The Confederation of British Industry blamed the sharp fall in sentiment in its latest Industrial Trends survey on concerns about the euro zone debt crisis, and said it expected growth to be depressed in the final three months of this year.

Worries about the impact of a darkening economic outlook prompted the Bank of England to launch a second round of quantitative easing this month, pumping an additional 75 billion pounds into the economy to support growth.

The survey's total order book balance fell to -18 this month from -9 in September, the lowest since October 2010 and confounding expectations for a steady reading of -9.

And companies expected to reduce output in the coming three months, with the output expectations balance falling to -11 in October from +9 in September -- its lowest since July 2009, when Britain was just pulling out of recession.

The CBI survey fuels concern that the UK economy is in serious danger of contracting in the fourth quarter. It is blatantly evident that manufacturers are being hit hard by domestic and international headwinds, said Howard Archer, economist at Global Insight.

Bank of England chief economist Spencer Dale said in a newspaper interview published on Wednesday that uncertainties about the global economy has led companies to hold back investment and consumers to cut spending.

But we can only do so much to support growth in the UK when so much of what is affecting our economy is what is happening with the rest of the world, he said.

European leaders meet later on Wednesday, to try to find a comprehensive solution for the euro zone's debt crisis.


Additional quarterly data showed firms' sentiment plunged in October, with the balance measuring optimism about the current business situation falling to -30 from -16, its lowest since April 2009 when Britain was still in recession.

And firms expected output and orders in the coming three months to fall at their sharpest pace since July 2009.

Sentiment has deteriorated sharply, and firms expect sizeable falls in activity over the next three months, said CBI chief economic advisor Ian McCafferty.

A credible solution ... for the euro zone crisis is very important, not only to manufacturers but to the economy as a whole. That's the predominant factor driving sentiment, he told reporters.

McCafferty said he expects manufacturing output to have risen by 0.2 percent in the third quarter but to fall by 0.6 percent in the final three months of this year.

The lobby group also expects it will have to downgrade its forecast for British GDP growth for next year from the 2.2. percent it predicted in August, he added.

Bank of England policymaker Martin Weale said earlier this week he would not be surprised to see a decline in output in the fourth quarter.
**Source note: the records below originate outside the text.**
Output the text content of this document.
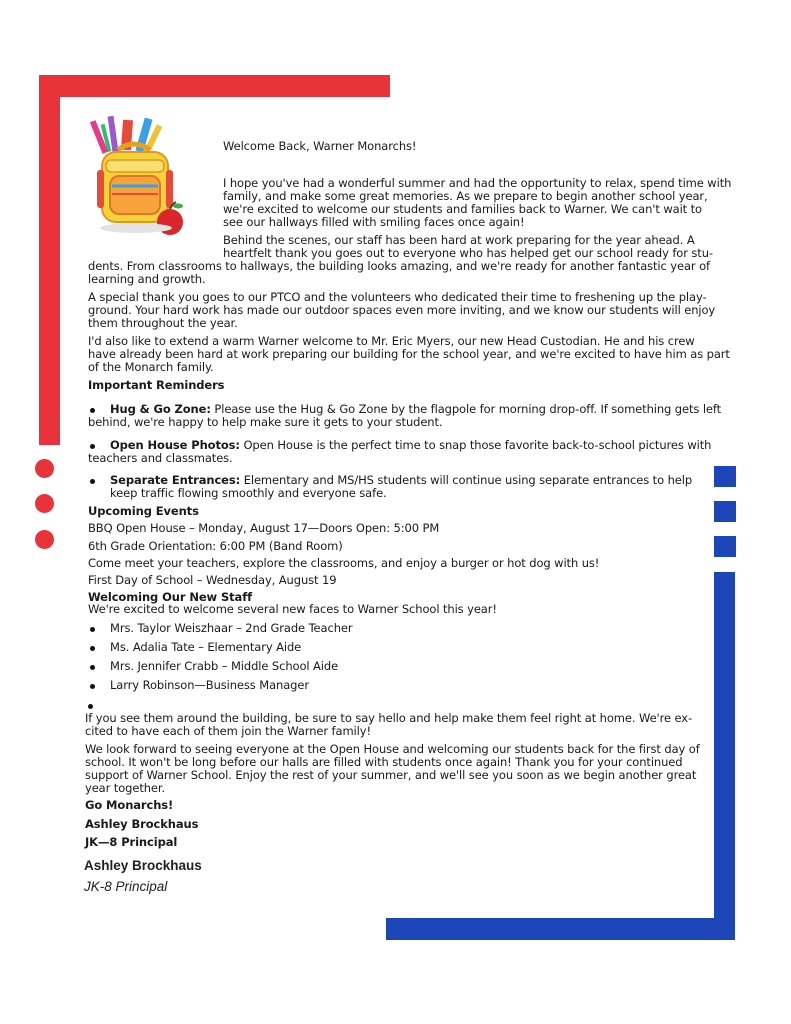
Welcome Back, Warner Monarchs!
I hope you've had a wonderful summer and had the opportunity to relax, spend time with
family, and make some great memories. As we prepare to begin another school year,
we're excited to welcome our students and families back to Warner. We can't wait to
see our hallways filled with smiling faces once again!
Behind the scenes, our staff has been hard at work preparing for the year ahead. A
heartfelt thank you goes out to everyone who has helped get our school ready for stu-
dents. From classrooms to hallways, the building looks amazing, and we're ready for another fantastic year of
learning and growth.
A special thank you goes to our PTCO and the volunteers who dedicated their time to freshening up the play-
ground. Your hard work has made our outdoor spaces even more inviting, and we know our students will enjoy
them throughout the year.
I'd also like to extend a warm Warner welcome to Mr. Eric Myers, our new Head Custodian. He and his crew
have already been hard at work preparing our building for the school year, and we're excited to have him as part
of the Monarch family.
Important Reminders
Hug & Go Zone: Please use the Hug & Go Zone by the flagpole for morning drop-off. If something gets left
behind, we're happy to help make sure it gets to your student.
Open House Photos: Open House is the perfect time to snap those favorite back-to-school pictures with
teachers and classmates.
Separate Entrances: Elementary and MS/HS students will continue using separate entrances to help
keep traffic flowing smoothly and everyone safe.
Upcoming Events
BBQ Open House – Monday, August 17—Doors Open: 5:00 PM
6th Grade Orientation: 6:00 PM (Band Room)
Come meet your teachers, explore the classrooms, and enjoy a burger or hot dog with us!
First Day of School – Wednesday, August 19
Welcoming Our New Staff
We're excited to welcome several new faces to Warner School this year!
Mrs. Taylor Weiszhaar – 2nd Grade Teacher
Ms. Adalia Tate – Elementary Aide
Mrs. Jennifer Crabb – Middle School Aide
Larry Robinson—Business Manager
If you see them around the building, be sure to say hello and help make them feel right at home. We're ex-
cited to have each of them join the Warner family!
We look forward to seeing everyone at the Open House and welcoming our students back for the first day of
school. It won't be long before our halls are filled with students once again! Thank you for your continued
support of Warner School. Enjoy the rest of your summer, and we'll see you soon as we begin another great
year together.
Go Monarchs!
Ashley Brockhaus
JK—8 Principal
Ashley Brockhaus
JK-8 Principal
In a welcome piece of news for the central bank, a balance of only 1 percent of manufacturers expected to raise domestic prices over the next three months -- the lowest in almost 2 years.

This will reinforce belief within the Bank of England that consumer price inflation will head down sharply in 2012, Archer said.

British private sector wage deals showed a 2.6 percent increase in the three months to September, lagging well behind the inflation rate of 5.2 percent, while the pay of most public sector workers remained frozen, a report from Thomson Reuters' Incomes Data Services (IDS) showed.